Which, though perhaps not rising to the level haven, does make it possible for some sex offenders to move here and leave their pasts behind. Not all offenders — anyone on probation or parole in another state needs permission from the Department of Corrections, and the DOC is tough in requiring that person to have a good reason for coming beyond just having a job lined up or liking the scenery. The problem is that out-of-state sex criminal who was convicted before last September and who has completed the entire sentence, including probation and parole. For that person, essentially the very person for whom Megan’s Law was designed, Megan’s Law does not apply.
It may be a loophole, but it is not an oversight. Maine lawmakers last year could have passed a law requiring the registration of all sex offenders, including those who had successfully completed the terms of parole, probation and other post-release conditions, they could have made it retroactive, in effect adding additional punishment to sentences already served. Other states did it — the problem is that many are finding their laws under attack for some very apparent civil-liberties reasons.

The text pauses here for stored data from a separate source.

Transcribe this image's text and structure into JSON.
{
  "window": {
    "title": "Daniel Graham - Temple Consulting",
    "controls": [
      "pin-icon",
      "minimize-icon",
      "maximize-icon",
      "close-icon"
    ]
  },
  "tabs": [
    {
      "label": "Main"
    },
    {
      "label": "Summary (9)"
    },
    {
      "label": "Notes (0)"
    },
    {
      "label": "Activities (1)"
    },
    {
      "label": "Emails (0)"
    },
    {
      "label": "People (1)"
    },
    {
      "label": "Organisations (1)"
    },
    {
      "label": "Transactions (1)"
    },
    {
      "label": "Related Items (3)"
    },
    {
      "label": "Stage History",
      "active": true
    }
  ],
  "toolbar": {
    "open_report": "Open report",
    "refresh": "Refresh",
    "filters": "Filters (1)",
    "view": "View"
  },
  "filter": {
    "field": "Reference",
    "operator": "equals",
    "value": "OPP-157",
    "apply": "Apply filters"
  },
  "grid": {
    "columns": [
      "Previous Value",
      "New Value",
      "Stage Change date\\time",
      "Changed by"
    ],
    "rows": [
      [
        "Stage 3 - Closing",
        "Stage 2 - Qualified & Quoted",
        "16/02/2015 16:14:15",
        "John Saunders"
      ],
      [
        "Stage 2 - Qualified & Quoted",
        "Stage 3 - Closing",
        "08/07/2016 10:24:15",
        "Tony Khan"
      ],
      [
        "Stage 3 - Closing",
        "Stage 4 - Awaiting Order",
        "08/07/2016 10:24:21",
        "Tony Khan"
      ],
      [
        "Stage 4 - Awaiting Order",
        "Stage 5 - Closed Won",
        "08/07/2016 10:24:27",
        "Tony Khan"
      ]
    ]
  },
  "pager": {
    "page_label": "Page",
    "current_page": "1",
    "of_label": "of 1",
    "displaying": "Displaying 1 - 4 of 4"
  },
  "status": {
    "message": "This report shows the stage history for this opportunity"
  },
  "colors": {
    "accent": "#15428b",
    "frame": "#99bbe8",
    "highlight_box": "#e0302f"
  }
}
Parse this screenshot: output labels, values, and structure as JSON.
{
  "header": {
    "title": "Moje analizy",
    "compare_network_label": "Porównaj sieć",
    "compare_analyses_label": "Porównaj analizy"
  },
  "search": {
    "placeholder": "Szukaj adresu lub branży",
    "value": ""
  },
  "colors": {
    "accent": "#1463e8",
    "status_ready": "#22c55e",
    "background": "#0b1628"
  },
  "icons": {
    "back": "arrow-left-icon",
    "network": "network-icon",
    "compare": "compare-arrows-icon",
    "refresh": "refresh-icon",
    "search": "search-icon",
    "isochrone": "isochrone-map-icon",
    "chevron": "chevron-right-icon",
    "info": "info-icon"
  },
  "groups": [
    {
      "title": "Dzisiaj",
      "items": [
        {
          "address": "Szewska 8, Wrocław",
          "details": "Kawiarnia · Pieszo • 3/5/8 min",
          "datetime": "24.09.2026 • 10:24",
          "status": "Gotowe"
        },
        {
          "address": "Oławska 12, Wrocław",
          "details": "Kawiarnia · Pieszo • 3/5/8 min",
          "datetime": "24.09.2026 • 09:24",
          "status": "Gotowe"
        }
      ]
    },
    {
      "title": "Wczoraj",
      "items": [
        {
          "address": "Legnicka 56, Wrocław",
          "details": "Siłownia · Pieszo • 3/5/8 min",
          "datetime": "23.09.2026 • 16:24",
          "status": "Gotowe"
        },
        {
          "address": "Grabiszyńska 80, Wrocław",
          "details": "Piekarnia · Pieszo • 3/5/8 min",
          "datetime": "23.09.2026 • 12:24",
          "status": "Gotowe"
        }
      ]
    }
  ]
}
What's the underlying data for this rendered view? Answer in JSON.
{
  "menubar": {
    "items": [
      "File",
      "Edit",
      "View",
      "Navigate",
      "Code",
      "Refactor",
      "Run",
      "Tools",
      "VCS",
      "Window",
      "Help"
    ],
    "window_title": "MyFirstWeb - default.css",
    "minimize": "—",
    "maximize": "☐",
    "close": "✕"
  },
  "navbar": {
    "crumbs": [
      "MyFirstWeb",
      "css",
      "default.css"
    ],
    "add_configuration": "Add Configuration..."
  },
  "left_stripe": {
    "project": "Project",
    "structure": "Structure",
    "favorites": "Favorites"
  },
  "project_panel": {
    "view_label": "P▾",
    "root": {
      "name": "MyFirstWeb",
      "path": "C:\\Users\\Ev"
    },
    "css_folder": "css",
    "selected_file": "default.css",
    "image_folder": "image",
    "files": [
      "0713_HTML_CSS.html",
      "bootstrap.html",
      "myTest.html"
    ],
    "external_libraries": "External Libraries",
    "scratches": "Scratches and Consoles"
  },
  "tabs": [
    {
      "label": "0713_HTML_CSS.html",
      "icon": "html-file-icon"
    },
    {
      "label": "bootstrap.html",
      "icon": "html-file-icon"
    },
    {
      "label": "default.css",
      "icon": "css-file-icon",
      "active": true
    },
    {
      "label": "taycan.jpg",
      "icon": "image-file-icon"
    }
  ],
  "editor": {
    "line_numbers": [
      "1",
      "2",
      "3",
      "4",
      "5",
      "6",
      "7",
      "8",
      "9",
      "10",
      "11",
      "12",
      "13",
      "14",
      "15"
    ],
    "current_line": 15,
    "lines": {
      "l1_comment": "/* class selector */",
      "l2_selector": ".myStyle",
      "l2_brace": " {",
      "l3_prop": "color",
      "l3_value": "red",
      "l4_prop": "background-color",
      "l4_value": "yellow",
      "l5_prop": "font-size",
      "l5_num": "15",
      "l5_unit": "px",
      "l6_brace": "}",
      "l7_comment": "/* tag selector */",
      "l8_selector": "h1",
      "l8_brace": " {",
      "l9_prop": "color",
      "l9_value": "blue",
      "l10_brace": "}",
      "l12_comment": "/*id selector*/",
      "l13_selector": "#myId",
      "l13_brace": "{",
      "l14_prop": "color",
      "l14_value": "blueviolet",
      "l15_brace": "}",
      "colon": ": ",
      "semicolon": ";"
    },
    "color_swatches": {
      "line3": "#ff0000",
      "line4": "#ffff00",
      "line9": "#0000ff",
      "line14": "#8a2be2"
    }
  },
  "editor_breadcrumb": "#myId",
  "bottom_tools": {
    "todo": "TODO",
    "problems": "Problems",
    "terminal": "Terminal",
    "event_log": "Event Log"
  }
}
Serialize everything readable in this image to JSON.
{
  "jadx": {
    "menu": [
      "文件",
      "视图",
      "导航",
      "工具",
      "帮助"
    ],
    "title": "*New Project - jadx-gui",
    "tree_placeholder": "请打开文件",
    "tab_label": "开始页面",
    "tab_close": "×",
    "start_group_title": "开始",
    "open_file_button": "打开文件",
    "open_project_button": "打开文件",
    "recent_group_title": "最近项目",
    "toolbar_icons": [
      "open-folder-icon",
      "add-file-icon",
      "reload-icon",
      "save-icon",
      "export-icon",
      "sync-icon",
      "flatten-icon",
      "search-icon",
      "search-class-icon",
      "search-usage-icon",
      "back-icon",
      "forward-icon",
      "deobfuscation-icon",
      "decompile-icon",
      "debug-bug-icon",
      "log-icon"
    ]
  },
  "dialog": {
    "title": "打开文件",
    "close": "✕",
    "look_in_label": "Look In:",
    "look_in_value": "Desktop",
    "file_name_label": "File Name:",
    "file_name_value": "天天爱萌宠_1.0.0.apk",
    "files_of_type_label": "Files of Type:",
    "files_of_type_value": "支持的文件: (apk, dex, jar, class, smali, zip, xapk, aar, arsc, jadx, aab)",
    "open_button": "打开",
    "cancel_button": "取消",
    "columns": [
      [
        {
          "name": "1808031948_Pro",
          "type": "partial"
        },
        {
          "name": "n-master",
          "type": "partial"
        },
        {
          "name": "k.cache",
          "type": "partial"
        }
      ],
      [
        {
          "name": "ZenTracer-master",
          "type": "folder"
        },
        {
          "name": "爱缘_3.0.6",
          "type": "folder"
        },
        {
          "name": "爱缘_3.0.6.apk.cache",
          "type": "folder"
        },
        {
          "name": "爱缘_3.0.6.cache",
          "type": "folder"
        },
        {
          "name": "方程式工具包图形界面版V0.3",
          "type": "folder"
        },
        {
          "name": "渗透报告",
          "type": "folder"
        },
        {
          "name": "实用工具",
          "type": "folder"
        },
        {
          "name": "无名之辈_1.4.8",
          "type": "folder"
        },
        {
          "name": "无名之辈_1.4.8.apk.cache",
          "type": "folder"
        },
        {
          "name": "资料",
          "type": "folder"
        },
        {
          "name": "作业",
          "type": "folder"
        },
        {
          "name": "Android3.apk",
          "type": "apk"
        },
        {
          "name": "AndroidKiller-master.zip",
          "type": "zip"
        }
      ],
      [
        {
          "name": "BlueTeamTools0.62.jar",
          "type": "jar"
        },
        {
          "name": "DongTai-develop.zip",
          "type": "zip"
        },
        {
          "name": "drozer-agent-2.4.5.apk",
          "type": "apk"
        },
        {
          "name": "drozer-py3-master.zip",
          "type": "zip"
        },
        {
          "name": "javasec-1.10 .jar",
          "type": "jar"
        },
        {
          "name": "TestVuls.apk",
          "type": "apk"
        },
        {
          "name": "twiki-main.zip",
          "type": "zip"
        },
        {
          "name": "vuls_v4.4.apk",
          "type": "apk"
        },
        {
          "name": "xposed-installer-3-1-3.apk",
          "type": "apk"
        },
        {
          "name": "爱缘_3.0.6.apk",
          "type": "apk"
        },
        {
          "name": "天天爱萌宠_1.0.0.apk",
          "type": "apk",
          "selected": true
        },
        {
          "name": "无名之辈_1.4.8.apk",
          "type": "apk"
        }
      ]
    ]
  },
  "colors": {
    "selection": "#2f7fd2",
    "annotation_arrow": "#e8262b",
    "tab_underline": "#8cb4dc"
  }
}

Maine has done a lot of things right in crafting its sexual offender laws: The information in the registry is made available to the public and provided to local law-enforcement in a responsible way that avoids generating hysteria; the 1999 law at least is on solid legal ground and should not be subject to challenge. Still, it is difficult to fathom how this Legislature could devote so much time and debate to protecting children from teachers with no record of, or propensity for, molestation and completely ignore a discrepancy between its existing law and the law of its neighboring state that produces in-migration of the worst kind.
New Hampshire police officials say several of their offenders have moved to Maine in the last year, four or five from Manchester alone, because they believed they would not have to register here. Those on parole or probation have found out otherwise, but those under no post-release conditions can truly start over. The big question, of course, is starting over at what.